A Liège, l’Opéra Royal de Wallonie multiplie les premières ces jours-ci !

D’abord, après trois ans de travaux et de “ délocalisation ” sous chapiteau, avec la si attendue réouverture de la salle du Théâtre royal à la fois restaurée dans ses velours et ses dorures et modernisée dans ses équipements techniques. La curiosité des spectateurs était évidente l’autre soir ; eux aussi, manifestement, se réjouissaient de rentrer “ chez eux ”.

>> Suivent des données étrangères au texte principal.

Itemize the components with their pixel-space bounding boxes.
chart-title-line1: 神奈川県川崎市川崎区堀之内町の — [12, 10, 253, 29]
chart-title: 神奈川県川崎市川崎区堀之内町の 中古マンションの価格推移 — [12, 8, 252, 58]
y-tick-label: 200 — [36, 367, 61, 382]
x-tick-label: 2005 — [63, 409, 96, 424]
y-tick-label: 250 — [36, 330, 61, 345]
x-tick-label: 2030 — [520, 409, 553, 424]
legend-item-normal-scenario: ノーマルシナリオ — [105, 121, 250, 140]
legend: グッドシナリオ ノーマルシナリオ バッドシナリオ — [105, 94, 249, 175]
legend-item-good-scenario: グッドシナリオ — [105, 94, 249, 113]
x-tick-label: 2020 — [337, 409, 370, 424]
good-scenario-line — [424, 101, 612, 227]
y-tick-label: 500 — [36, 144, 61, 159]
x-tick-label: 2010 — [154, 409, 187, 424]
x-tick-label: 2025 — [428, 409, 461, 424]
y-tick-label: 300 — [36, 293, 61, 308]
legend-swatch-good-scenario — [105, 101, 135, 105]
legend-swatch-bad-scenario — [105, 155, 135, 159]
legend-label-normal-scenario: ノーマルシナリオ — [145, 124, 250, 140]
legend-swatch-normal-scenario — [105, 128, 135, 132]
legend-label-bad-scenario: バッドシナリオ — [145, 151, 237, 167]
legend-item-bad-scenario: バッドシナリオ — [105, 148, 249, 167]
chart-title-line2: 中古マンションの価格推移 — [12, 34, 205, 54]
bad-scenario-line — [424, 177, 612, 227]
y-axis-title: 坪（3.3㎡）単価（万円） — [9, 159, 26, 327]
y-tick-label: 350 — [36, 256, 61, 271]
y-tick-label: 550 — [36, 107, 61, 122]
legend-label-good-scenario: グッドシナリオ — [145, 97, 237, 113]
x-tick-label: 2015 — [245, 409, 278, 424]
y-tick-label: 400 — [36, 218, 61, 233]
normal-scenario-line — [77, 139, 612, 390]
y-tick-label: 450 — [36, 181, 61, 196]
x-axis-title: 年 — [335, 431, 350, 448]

Autre première : pour inaugurer la première saison du second mandat de son directeur général, Stefano Mazzonis di Pralafera, la représentation scénique d’un opéra de jeunesse de César Frank (1822-1890) dont on ne disposait jusqu’alors que de la version pour chant et piano. C’est Luc Van Hove, un compositeur anversois, qui en a réalisé l’orchestration.

Quant à la mise en scène de cet “ opéra inédit ”, elle a été confiée au cinéaste belge Jaco Van Dormael (connu et reconnu pour ses “ Toto le héros ” ou “ Le Huitième jour ”), dont c’est… la première mise en scène d’opéra !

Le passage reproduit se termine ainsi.